Des milliers de manifestants pro-palestiniens ont défilé mardi dans la ville d’Udine, dans le nord de l’Italie, avant le match de qualification de l’Italie pour la Coupe du monde de football contre Israël, concluant leur manifestation essentiellement pacifique par des affrontements impliquant la police.
La marche, à laquelle ont participé plus de 5 000 participants selon les estimations préliminaires de la police, s’est frayée un chemin à travers le centre-ville à partir de la fin de l’après-midi, avant le coup d’envoi du match au stade Friuli à 14 h 45 HE.
Les organisateurs, le Comité Palestine-Udine, ont appelé la FIFA, l’instance dirigeante mondiale du football, à interdire Israël de toutes les compétitions, affirmant que l’équipe soutenait les « politiques d’occupation » dans les territoires palestiniens.
Les manifestants portaient un drapeau palestinien de 18 mètres et une grande banderole rouge avec le slogan de la manifestation : « Montrez le carton rouge à Israël ». Une statue en métal symbolisant la justice tenait une balance dans une main et un carton rouge dans l’autre.
« Il y a eu un cessez-le-feu, mais pas la paix. Comme je l’ai écrit sur ma pancarte, il ne peut y avoir de paix sans justice », a déclaré la manifestante Valentina Bianchi.
À la fin de la marche, certains manifestants ont lancé des pétards et des barrières de contrôle de foule sur la police anti-émeute, qui a répondu avec des canons à eau et des gaz lacrymogènes.

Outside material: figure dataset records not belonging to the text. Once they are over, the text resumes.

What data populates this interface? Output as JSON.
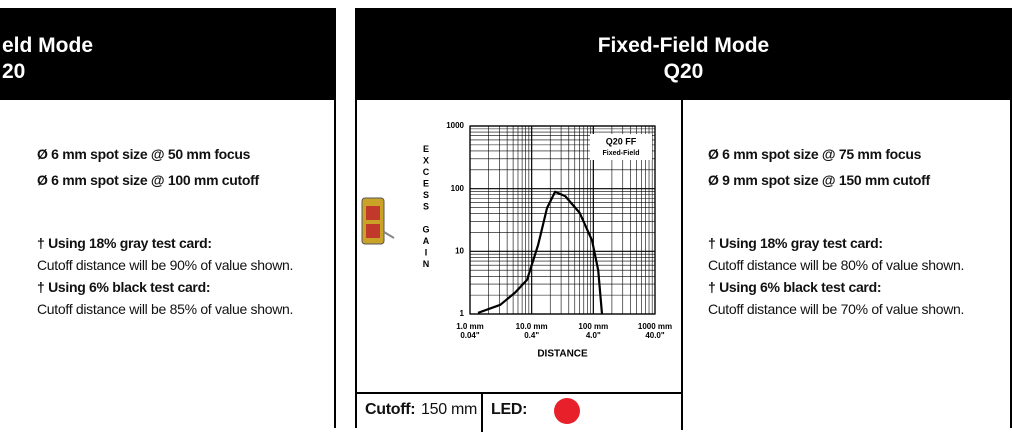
{
  "left_panel": {
    "header": [
      "eld Mode",
      "20"
    ],
    "specs": [
      "Ø 6 mm spot size @ 50 mm focus",
      "Ø 6 mm spot size @ 100 mm cutoff"
    ],
    "notes": [
      {
        "title": "† Using 18% gray test card:",
        "text": "Cutoff distance will be 90% of value shown."
      },
      {
        "title": "† Using 6% black test card:",
        "text": "Cutoff distance will be 85% of value shown."
      }
    ]
  },
  "right_panel": {
    "header": [
      "Fixed-Field Mode",
      "Q20"
    ],
    "specs": [
      "Ø 6 mm spot size @ 75 mm focus",
      "Ø 9 mm spot size @ 150 mm cutoff"
    ],
    "notes": [
      {
        "title": "† Using 18% gray test card:",
        "text": "Cutoff distance will be 80% of value shown."
      },
      {
        "title": "† Using 6% black test card:",
        "text": "Cutoff distance will be 70% of value shown."
      }
    ],
    "cutoff_label": "Cutoff:",
    "cutoff_value": "150 mm",
    "led_label": "LED:",
    "led_color": "#e8202a"
  },
  "chart_data": {
    "type": "line",
    "annotation": [
      "Q20 FF",
      "Fixed-Field"
    ],
    "x_label": "DISTANCE",
    "y_label": "EXCESS GAIN",
    "x": [
      1.35,
      3.1,
      5.4,
      8.4,
      12.7,
      17.7,
      24,
      35,
      60,
      95,
      120,
      138
    ],
    "values": [
      1.04,
      1.4,
      2.2,
      3.5,
      12.6,
      49,
      89,
      76,
      41,
      15,
      5,
      1.0
    ],
    "color": "#000000",
    "log_x": true,
    "log_y": true,
    "grid": true,
    "xlim": [
      1,
      1000
    ],
    "ylim": [
      1,
      1000
    ],
    "xticks": [
      {
        "value": 1,
        "label": "1.0 mm"
      },
      {
        "value": 10,
        "label": "10.0 mm"
      },
      {
        "value": 100,
        "label": "100 mm"
      },
      {
        "value": 1000,
        "label": "1000 mm"
      }
    ],
    "xtick_sublabels": [
      "0.04\"",
      "0.4\"",
      "4.0\"",
      "40.0\""
    ],
    "yticks": [
      1,
      10,
      100,
      1000
    ]
  }
}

L’agence de presse Ansa a rapporté qu’un journaliste avait été blessé lors des affrontements et transporté d’urgence à l’hôpital.
Les organisateurs ont poursuivi la manifestation même après qu’Israël et le groupe militant Hamas aient convenu d’un accord de cessez-le-feu prévoyant la libération des otages israéliens restants et le retour des prisonniers palestiniens.
Mesures de sécurité
La fédération italienne de football a indiqué qu’un peu plus de 9 000 billets avaient été vendus pour le match contre Israël, bien en deçà de la capacité réduite de 16 000 places.
Certains magasins ont gardé leurs volets fermés toute la journée tandis que d’autres ont fermé leurs portes dans l’après-midi au début de la manifestation, craignant des dégâts après les violences survenues lors des manifestations en Italie ces dernières semaines.
Les autorités locales ont imposé une série de restrictions, notamment des fermetures de routes et des limites de stationnement, et ont installé des barrières en béton autour du stade pour créer des zones de sécurité.
Servir de la nourriture et des boissons dans des récipients en verre, en céramique ou en fer blanc a été interdit le jour du match et le mobilier extérieur a dû être retiré des établissements publics extérieurs.
Certains habitants n’aimaient pas l’atmosphère de haute sécurité qui régnait dans cette ville habituellement calme.
« J’ai vu des hélicoptères survoler ma tête. Je pense qu’un tel déploiement de forces pour un match de football ne devrait jamais avoir lieu », a déclaré Paolo Lizzi, un habitant.